History of the RSM
Feature of the month - July
Monica BaldwinMonica Baldwin (1896-1975) was the niece of Prime Minister Stanley Baldwin, and in 1942 left the closed order of nuns which she had first entered in 1914.
Her autobiography, I Leap Over the Wall: a Return to the World after Twenty-Eight Years in a Convent, published in 1949, finds its way into the library collection because of the author’s description of her brief employment at the RSM as “a kind of assistant” in the Library.
Monica’s job consisted chiefly of “taking in, checking and giving out books and papers required by the Fellows. I also occasionally answered queries on the telephone.” She notes that “Librarians, as a class, tend to develop unusual personalities” and portrays George Francis Home, who served as the Society’s Librarian from 1935 until 1952, and as Honorary Consultant Librarian from 1952 until his death in 1958, as an “elderly semi-invalid, who liked Spain and played the cello in his leisure moments” and who “seemed curiously uninfluenced by the jagged rhythms of modern life.”
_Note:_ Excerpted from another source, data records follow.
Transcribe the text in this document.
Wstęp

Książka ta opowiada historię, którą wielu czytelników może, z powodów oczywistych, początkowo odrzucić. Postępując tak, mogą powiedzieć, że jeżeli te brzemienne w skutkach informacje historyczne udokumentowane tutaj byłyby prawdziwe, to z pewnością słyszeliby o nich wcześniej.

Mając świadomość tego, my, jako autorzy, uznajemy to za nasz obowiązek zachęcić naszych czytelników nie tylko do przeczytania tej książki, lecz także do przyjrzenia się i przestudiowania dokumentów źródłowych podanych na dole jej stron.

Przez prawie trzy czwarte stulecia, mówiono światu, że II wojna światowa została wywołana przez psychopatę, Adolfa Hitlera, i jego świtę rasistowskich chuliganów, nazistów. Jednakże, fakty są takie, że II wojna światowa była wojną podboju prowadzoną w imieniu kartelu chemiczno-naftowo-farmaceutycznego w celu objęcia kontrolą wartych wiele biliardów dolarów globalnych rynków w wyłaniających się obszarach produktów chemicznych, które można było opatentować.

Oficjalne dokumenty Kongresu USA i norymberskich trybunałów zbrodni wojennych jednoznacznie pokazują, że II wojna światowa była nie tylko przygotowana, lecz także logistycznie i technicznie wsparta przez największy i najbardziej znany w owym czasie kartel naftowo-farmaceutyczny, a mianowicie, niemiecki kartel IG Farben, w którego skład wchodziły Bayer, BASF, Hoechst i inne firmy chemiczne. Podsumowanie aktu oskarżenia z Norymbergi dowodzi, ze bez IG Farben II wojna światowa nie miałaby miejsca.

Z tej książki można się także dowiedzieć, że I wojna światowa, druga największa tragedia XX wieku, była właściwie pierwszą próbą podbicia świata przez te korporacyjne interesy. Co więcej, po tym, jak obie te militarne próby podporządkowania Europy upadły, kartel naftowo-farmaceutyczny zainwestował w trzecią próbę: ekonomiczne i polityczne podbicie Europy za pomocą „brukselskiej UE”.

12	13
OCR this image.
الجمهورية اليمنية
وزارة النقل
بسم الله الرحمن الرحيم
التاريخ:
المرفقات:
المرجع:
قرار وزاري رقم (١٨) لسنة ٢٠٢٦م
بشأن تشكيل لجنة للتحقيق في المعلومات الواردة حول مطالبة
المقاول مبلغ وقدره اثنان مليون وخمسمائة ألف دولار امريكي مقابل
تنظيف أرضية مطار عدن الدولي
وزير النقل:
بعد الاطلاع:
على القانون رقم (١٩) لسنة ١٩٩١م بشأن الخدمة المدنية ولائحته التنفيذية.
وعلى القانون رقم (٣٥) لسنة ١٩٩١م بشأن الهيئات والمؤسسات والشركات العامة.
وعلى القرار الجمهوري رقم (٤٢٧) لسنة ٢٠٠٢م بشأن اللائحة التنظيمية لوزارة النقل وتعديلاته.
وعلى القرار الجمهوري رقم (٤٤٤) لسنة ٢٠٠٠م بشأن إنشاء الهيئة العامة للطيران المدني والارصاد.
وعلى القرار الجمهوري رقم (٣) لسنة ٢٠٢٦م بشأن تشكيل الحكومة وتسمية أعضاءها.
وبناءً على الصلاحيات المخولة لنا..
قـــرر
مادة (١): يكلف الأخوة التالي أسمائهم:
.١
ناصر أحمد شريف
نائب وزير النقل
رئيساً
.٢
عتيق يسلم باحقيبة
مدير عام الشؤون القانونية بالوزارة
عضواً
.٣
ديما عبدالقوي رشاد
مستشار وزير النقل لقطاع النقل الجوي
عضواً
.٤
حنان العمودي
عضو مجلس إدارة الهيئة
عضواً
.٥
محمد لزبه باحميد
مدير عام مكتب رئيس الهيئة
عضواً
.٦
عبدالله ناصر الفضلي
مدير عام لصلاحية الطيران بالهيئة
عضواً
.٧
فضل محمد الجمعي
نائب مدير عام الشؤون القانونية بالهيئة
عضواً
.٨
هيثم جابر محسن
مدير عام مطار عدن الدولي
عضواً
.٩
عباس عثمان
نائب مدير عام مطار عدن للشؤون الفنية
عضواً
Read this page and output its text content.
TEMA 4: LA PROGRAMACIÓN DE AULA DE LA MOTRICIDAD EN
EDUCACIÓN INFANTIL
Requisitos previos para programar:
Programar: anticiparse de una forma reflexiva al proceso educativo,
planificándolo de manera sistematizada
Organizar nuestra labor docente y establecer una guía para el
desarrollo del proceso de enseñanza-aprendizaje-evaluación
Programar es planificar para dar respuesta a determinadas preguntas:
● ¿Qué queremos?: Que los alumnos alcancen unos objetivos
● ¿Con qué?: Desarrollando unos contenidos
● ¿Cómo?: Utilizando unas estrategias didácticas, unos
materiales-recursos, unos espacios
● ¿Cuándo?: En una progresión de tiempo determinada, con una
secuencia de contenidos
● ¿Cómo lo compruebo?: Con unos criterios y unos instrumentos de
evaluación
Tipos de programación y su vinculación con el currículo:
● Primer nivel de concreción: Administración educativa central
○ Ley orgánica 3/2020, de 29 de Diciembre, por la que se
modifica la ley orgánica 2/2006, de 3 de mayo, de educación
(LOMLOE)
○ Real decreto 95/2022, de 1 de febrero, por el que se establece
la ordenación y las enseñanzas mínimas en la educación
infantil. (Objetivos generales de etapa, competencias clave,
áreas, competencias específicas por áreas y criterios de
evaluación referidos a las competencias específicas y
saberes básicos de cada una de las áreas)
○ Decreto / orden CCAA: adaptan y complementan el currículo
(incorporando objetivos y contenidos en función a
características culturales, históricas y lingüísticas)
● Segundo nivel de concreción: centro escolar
Other colleagues included Mr Kelson “who worked in a kind of eyrie at the top of a twisted iron staircase.” She writes: “I have marvelled at the agility with which his bony figure would dart up and down that iron stair in search of some query (we pronounced it to rhyme with ‘cherry’ at the R.S.M.)” Then there is a Miss Jones, a Girton M.A. who “presided over the large and luxurious Fellows’ Reading Room”, and “the two girls who ran the section in which I worked” from whom she learnt “quite a lot of which I had been unaware before” by “listening while they chattered to one another – and they were seldom silent…” She did, however, feel some affinity with John, a fellow library assistant who had recently graduated from Cambridge. “I felt at once that many of our values were the same. I liked him.”
The daily routine, however, was one which she freely admits she did not enjoy and for which the contemplative life had ill-prepared her. The telephone enquiries from Fellows were “nightmares. As often as not, I could make no sense of what the person at the other end was talking about…In the end, I avoided the telephone and applied myself to humbler jobs in which there were next to no ‘personal contacts.’ I thus earned for myself – in certain quarters – a reputation for shirking the more arduous part of the work.”
A chance meeting in the foyer of the Society’s building with Lord Dawson of Penn provided Monica with her escape route. Over dinner that evening at the Dorchester, Dawson, “friend and doctor of King George V”, invited her to take up a post at the Welfare Department of Industry.
Her final conclusions concerning the RSM are, however, positive. “During the months I spent there, a good deal was added to my Experience of Life.”